Startups are always on the financial edge with it taking very little to scare an investor or acquirer away. Patent protection is not an option when the time from engineering, to launch, to success or failure, is often a matter of months. Predatory patent trolls can stop all this innovation cold, preventing startups from obtaining capital, or forcing funded companies into protracted legal licensing battles over “inventions” that should never have been allowed patent protection in the first place.
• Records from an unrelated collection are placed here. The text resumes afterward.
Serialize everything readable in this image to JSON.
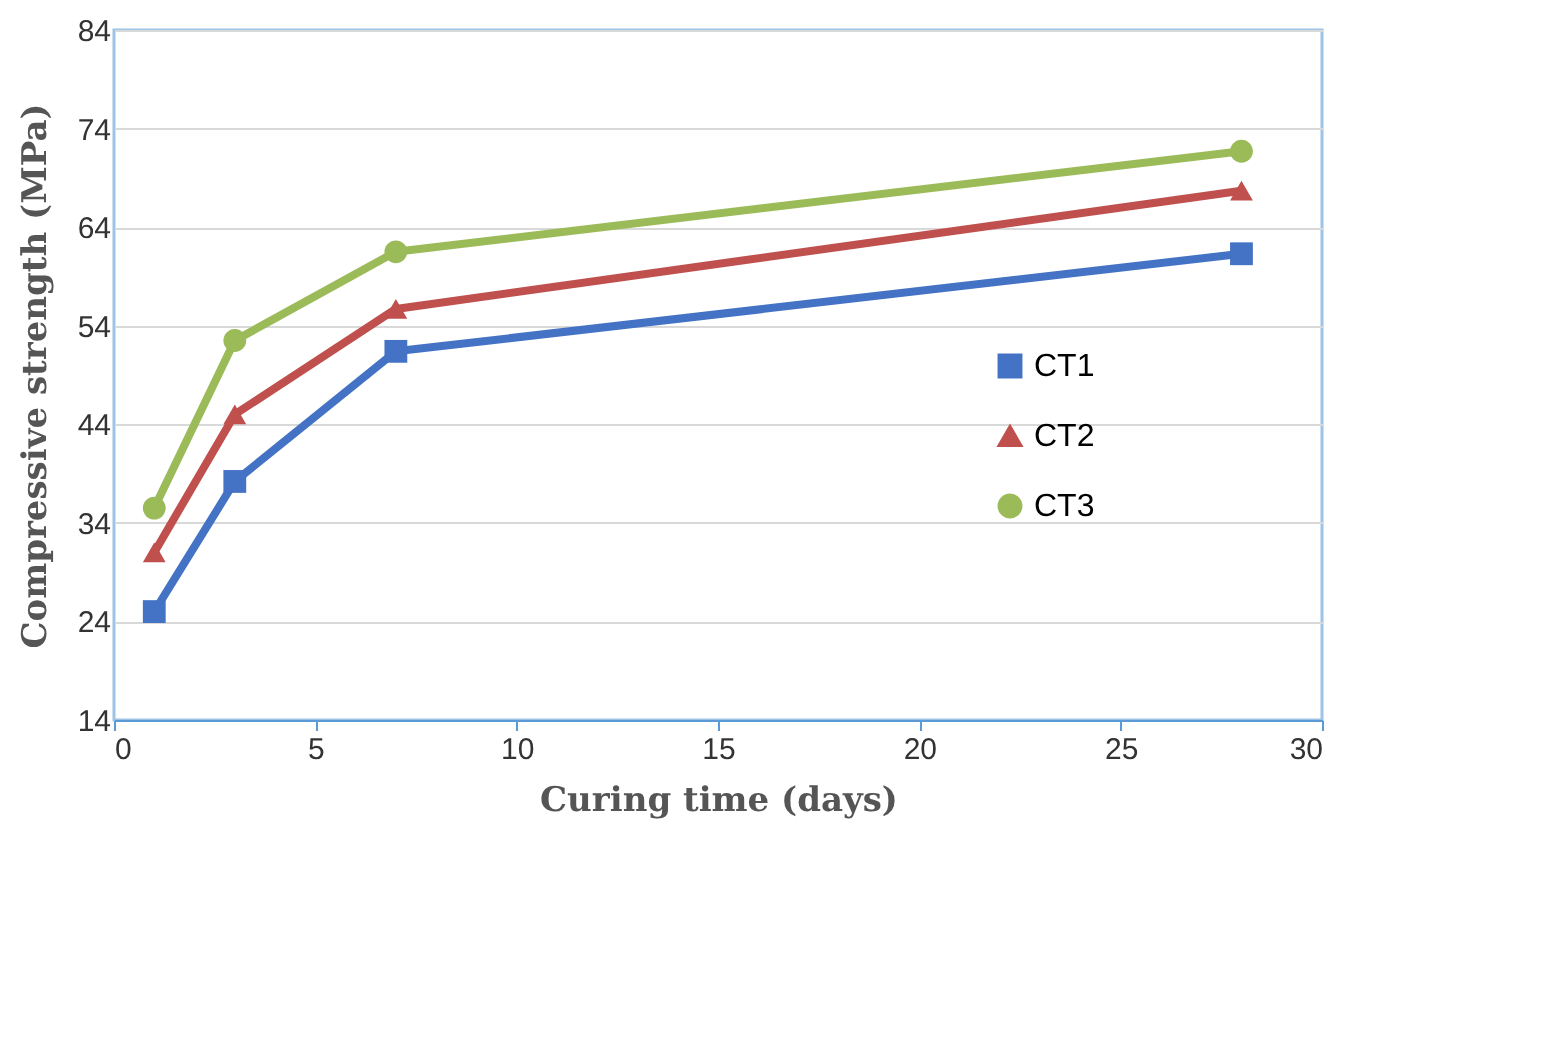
{
  "chart_data": {
    "type": "line",
    "xlabel": "Curing time (days)",
    "ylabel": "Compressive  strength (MPa)",
    "x": [
      1,
      3,
      7,
      28
    ],
    "series": [
      {
        "name": "CT1",
        "color": "#4472c4",
        "marker": "square",
        "values": [
          25.0,
          38.2,
          51.4,
          61.3
        ]
      },
      {
        "name": "CT2",
        "color": "#c0504d",
        "marker": "triangle",
        "values": [
          31.0,
          45.0,
          55.7,
          67.7
        ]
      },
      {
        "name": "CT3",
        "color": "#9bbb59",
        "marker": "circle",
        "values": [
          35.5,
          52.5,
          61.5,
          71.7
        ]
      }
    ],
    "xlim": [
      0,
      30
    ],
    "xticks": [
      0,
      5,
      10,
      15,
      20,
      25,
      30
    ],
    "ylim": [
      14,
      84
    ],
    "yticks": [
      14,
      24,
      34,
      44,
      54,
      64,
      74,
      84
    ],
    "grid": "y",
    "legend": "right",
    "line_style": "solid"
  }
}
Why are we putting these roadblocks in the way of software startups, one of the most important job-creating engines in our economy? The mind boggles.
In its Bilski decision, the Court nervously flitted about, footnoting away like a post-modern novelist. It upheld the lower court ruling, agreeing that risk trading isn’t patentable, but balked at saying anything more about patenting principles and ideas, while agreeing that maybe it should … you know, someday. It worried nervously about the “unanticipated consequences” of saying more, an embarrassing abdication of responsibility in the face of an economic and legal system desperate for clarity and guidance. It even partially undercut its own “machine and transformation” rule, before reaffirming it, sort of, in an another attached opinion. It throws the mess back into the hands of a dysfunctional U.S. Patent Office, the patent trolls, and the lawyers.
Post-Bilski we are back to business as usual, with software patents a tax on innovation. Yes, yes, patents still may have some utility in areas like materials, biotechnology, and clean technology. When the timeline is long, the up-front capital costs are high, and the payoff is large, one can argue that patents encourage innovation. But the same is not true in fast-moving areas like software and business methods, where businesses are about rapid iteration with low capital intensity and prodigious speciation.
It didn’t have to be this way. The Court missed an opportunity to provide invention clarity when this innovation-hungry economy needs it most. Instead, it muddied things, cited the same precedents that caused the problem, and essentially told those of us in the real business of creating software innovation and jobs, “Good luck with that” The Supreme Court could and should have done much, much better.
Paul Kedrosky is a senior fellow at the Kauffman Foundation. Brad Feld is a co-founding partner of VC firm Foundry Group.